For some reason, I wasn't invited to this august gathering to discuss the matter of rapidly rising college education costs, but no worries. I can save them a bunch of time and solve the problem from here.
Gov. Rick Perry, concerned that higher education is "becoming out of reach" for some Texans, has summoned an unusual meeting today of regents from all the state's public university systems.
Tuition isn't the only issue on the wide-ranging agenda, but the meeting comes as students and parents continue to be hammered with a series of tuition increases stemming from a deregulation law that Perry signed five years ago.
The governor, in an interview Tuesday, said he wants to make a college education "as effective, as efficient and as affordable as it can be."
"I think we all have considerable concern that higher education is becoming out of reach for some of our citizens, and that is not good for the future of the state of Texas," Perry said. "So we need to look for every way that we can to make these schools accessible, affordable and as efficient users of the people's tax dollars as they can."
He said he believed much of that goal can be accomplished by boards of regents without new mandates from the Legislature.
Perry and other speakers or panelists, including a number with business ties, are scheduled to participate in the meeting, dubbed a conference on "Myths, Truths and Breakthrough Solutions for Higher Education in Texas."
The Texas Public Policy Foundation, an Austin-based conservative think tank, recommended participants to the governor's office.
Among those invited were former congressman Dick Armey, who is now affiliated with Freedom Works, a free-market advocacy group; Houston developer Richard Weekley; Houston businessman Charles Miller, who is a former University of Texas regent; Texas A&M University Chancellor Mike McKinney; and Texas Tech University Chancellor Kent Hance.
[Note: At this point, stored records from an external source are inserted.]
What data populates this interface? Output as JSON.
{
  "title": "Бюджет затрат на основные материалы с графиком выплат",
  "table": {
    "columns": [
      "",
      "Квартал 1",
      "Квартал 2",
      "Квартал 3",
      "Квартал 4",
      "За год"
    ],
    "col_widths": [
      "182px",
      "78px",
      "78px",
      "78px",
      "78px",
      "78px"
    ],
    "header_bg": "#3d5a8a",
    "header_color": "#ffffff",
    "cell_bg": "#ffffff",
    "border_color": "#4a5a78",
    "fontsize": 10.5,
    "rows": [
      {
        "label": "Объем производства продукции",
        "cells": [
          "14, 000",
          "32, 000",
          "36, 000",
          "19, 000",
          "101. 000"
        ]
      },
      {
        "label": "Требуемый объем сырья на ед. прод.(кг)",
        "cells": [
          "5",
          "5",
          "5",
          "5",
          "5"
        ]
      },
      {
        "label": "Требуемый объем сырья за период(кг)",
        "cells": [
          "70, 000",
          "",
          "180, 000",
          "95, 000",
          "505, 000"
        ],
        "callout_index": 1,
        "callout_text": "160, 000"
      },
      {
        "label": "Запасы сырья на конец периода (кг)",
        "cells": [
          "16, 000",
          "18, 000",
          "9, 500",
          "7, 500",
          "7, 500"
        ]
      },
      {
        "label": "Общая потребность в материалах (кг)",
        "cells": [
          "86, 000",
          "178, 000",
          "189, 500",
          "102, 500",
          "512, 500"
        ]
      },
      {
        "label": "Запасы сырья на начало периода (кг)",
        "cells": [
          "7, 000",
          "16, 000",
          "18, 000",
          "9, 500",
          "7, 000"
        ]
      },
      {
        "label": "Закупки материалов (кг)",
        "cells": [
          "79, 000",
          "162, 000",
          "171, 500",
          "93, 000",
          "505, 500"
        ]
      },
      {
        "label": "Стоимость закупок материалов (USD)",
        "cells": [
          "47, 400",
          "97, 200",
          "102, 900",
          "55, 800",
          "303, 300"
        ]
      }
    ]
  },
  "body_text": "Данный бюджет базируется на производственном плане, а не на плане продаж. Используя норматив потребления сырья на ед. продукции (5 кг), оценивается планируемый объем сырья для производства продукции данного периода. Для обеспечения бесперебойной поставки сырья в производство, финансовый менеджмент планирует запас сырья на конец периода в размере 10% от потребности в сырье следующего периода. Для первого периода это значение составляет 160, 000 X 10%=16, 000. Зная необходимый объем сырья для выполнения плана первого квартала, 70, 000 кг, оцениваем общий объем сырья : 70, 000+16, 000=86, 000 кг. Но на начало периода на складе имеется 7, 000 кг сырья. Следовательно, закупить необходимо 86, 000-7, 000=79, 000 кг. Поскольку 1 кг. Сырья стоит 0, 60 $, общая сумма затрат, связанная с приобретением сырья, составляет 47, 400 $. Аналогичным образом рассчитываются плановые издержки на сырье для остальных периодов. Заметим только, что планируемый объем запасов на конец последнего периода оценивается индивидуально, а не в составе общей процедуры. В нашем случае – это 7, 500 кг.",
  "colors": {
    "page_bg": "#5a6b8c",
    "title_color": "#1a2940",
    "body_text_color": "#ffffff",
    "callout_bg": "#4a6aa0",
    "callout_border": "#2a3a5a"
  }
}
Perry supported the tuition deregulation law, which freed tuition from legislative control, to help bridge a $10 billion revenue shortfall in 2003 without raising state taxes.
Since then, tuition has soared. University governing boards, whose members Perry appointed, have said the increases are necessary because state appropriations haven't kept pace with increasing enrollment and other needs.
Black said Perry still supported the deregulation law but believed other steps can be taken to assure higher education is affordable.
Even before the latest round of increases, tuition and fees at state-supported universities had jumped an average 39 percent during the first three years after the 2003 deregulation law was enacted.